Eight hours later, a rival newspaper sent Elizabeth Bisland west to San Francisco to do the same thing, hopefully in less time. Although both young women had similar backgrounds filled with hardship, their temperaments were very different, and that would make all the difference in how they faced the weather they experienced, the people they met, the scenery they saw... everything that would cross their paths in their race around the world.
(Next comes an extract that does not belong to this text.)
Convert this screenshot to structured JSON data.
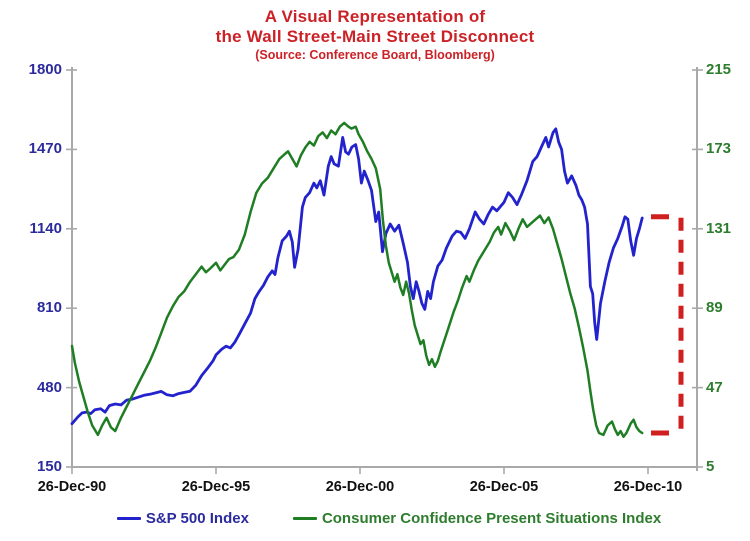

Goodman brings both women to life, and even though they are fascinating subjects in and of themselves, what raises this book to an even higher level is the fact that, as we read, we're not only learning about Nellie and Elizabeth, we're experiencing life in the Victorian world. So good is this tale that whenever I had to stop to attend to something else, I had to blink a few times to get myself back into the correct century. I knew who won simply because her name lives on while the other woman's has drifted into obscurity, but that didn't matter. Did I have a personal favorite? I most certainly did. I found myself more drawn to Elizabeth Bisland, the voracious reader who actually seemed to settle down to enjoy her travels and to make the effort to meet people and see some of the countries she was visiting so swiftly. Nellie Bly, on the other hand, was too intent on winning to enjoy much of anything and allowed herself to get tied up in knots whenever it appeared as though she was going to miss a connection. What a sourpuss!
As you can see, I got a bit involved with the book as I read, and that's one of the most enjoyable things about it. Want to leave the stress of this world behind for a while? Want to read about a fascinating era and two beguiling women? Get yourself a copy of Eighty Days!